# Lecture 21 Notes

These notes contain examples of how to use some common string methods, and also
a few larger examples of functions that use strings.

## String Methods

Python strings have many useful built-in **methods**. Here are examples of a few
of them. 

It's important to keep in mind that none of these methods change the string they
are operating on (because strings are immutable in Python). When a string is
returned, the string is a new copy of the original string with the changes
applied (and the original string is unchanged):

In [1]:
s = 'IBM is Big Blue'

print(s.upper())  # 'IBM IS BIG BLUE'
print(s.lower())  # 'ibm is big blue'

print(s.count('B'))  # 3
print(s.count('b'))  # 0
print(s.count(' '))  # 3

print(s.replace(' ', '_'))  # 'IBM_is_Big_Blue'
print(s.replace(' ', ''))   # 'IBMisBigBlue'

print(s.startswith('IBM'))  # True, s starts with 'IBM'
print(s.endswith('Blue.'))  # False, s ends with 'Blue.'

print(s.find('is'))  # 4, 'is' starts at index 4 of s
print(s.find('as'))  # -1, 'as' is not found in s

print(s.split())  # ['IBM', 'is', 'Big', 'Blue']

t = '   Done! \n'
print(t.strip())   # 'Done!'
print(t.lstrip())  # 'Done! \n'
print(t.rstrip())  # '   Done!'

IBM IS BIG BLUE
ibm is big blue
3
0
3
IBM_is_Big_Blue
IBMisBigBlue
True
False
4
-1
['IBM', 'is', 'Big', 'Blue']
Done!
Done! 

   Done!


You can combine multiple methods together. For example:

```python
>>> s = 'IBM is Big Blue'
>>> s.lower()
'ibm is big blue'
>>> s.lower().count('b')   # Convert s to lowercase, and then
3                          # count how many 'b's it has.

>>> t = '   Done! \n'
>>> t.strip()
'Done!'
>>> t.strip().lower()
'done!'
>>> t.strip().lower().startswith('done') # Remove begin/end whitespace,
True                                     # convert to lower case, and
                                         # check if it starts with 'done'
```

In [2]:
s = 'IBM is Big Blue'
print(s.lower())              # 'ibm is big blue'
print(s.lower().count('b'))   # 3, Convert s to lowercase, and then
                              # count how many 'b's it has.
t = '   Done! \n'
print(t.strip())              # 'Done!', remove begin/end whitespace
print(t.strip().lower())      # 'done!', remove begin/end whitespace, and
                              # convert to lower case.

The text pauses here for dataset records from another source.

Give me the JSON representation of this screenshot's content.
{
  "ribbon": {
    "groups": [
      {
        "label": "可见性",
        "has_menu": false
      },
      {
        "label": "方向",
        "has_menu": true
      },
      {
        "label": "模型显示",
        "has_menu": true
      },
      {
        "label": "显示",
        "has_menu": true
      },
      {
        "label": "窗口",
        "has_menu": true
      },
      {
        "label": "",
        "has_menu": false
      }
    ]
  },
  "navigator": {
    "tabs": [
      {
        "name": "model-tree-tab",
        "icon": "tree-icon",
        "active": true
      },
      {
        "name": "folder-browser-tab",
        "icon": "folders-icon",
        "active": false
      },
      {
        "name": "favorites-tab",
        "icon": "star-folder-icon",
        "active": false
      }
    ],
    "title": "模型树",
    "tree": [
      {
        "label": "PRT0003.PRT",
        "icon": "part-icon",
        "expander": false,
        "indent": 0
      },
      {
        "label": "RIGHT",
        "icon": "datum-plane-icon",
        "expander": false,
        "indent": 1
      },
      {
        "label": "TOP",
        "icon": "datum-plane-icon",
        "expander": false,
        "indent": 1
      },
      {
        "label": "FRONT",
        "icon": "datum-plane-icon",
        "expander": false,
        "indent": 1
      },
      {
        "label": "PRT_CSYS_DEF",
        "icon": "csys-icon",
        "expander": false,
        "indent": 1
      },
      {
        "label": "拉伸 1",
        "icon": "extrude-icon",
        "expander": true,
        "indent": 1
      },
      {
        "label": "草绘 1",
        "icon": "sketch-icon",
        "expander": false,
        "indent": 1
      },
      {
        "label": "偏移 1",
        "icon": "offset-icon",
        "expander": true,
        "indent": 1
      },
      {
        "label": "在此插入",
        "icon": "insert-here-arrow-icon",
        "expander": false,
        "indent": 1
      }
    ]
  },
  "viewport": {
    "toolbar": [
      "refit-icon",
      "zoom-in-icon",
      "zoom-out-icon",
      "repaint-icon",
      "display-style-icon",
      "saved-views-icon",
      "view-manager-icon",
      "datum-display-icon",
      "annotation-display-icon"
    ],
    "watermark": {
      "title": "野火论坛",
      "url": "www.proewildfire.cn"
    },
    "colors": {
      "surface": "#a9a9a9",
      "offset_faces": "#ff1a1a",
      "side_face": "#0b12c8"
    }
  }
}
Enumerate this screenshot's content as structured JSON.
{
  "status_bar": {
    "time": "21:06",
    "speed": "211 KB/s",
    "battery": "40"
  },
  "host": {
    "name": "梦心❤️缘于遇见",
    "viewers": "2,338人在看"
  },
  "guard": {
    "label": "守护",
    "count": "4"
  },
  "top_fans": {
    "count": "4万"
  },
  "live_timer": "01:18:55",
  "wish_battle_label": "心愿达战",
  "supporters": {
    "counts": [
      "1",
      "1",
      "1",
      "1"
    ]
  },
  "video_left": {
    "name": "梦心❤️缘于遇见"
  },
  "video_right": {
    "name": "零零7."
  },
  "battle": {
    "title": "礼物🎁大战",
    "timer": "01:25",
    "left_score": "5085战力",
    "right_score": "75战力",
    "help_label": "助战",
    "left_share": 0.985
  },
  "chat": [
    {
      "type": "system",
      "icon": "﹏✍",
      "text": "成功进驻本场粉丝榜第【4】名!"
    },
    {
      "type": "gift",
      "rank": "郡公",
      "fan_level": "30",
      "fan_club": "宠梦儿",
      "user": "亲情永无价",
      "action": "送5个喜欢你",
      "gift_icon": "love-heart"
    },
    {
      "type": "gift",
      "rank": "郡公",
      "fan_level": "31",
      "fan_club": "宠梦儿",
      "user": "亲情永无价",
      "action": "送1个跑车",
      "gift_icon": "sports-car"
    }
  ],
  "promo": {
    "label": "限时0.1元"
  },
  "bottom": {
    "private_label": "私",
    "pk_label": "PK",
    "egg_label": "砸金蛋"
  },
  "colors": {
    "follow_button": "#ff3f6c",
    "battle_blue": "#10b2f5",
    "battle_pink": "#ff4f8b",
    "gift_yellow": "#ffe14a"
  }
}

print(t.strip().lower().startswith('done')) # True, remove begin/end whitespace,
                                            # convert to lower case, and
                                            # check if it starts with 'done'

ibm is big blue
3
Done!
done!
True


**Example** Suppose the `strip()` method didn't exist. How could you implement
it using `lstrip()` and `rstrip()`?

In [3]:
def my_strip(s):
    """ Strips leading and trailing spaces from s.
    """
    return s.lstrip().rstrip()

print(my_strip('   Done! \n'))  # 'Done!'

Done!


## Example: A String Equality Checking Function

It's easy to check if two strings are the same using `==` and `!=`:

In [4]:
print('Star' == 'Star')  # True
print('star' == 'Star')  # False

print('Star' != 'Star')  # False
print('star' != 'Star')  # True

True
False
False
True


It's instructive to write our own version of these operators to better
understand how they work.

Let's write a function `string_equal(s, t)` that returns `True` if strings `s`
and `t` are the same length, and have the same characters in the same order.
Otherwise, it returns `False`. It should return the same results as `==`.

In [6]:
def strings_equal(s, t):
    """Returns True if strings s and t are the same, False otherwise.
    """
    # different length strings can't be equal
    if len(s) != len(t): return False
    
    # len(s) == len(t) at this point
    for i in range(len(s)):
        if s[i] != t[i]:
            return False
    
    return True

print(strings_equal('star', 'star'))  # True
print(strings_equal('star', 'Star'))  # False

True
False


`strings_equal` works as follows:

- First it checks if the strings are the same length. If they're *not*, then we
  know the strings can't be the same, and return `False` immediately.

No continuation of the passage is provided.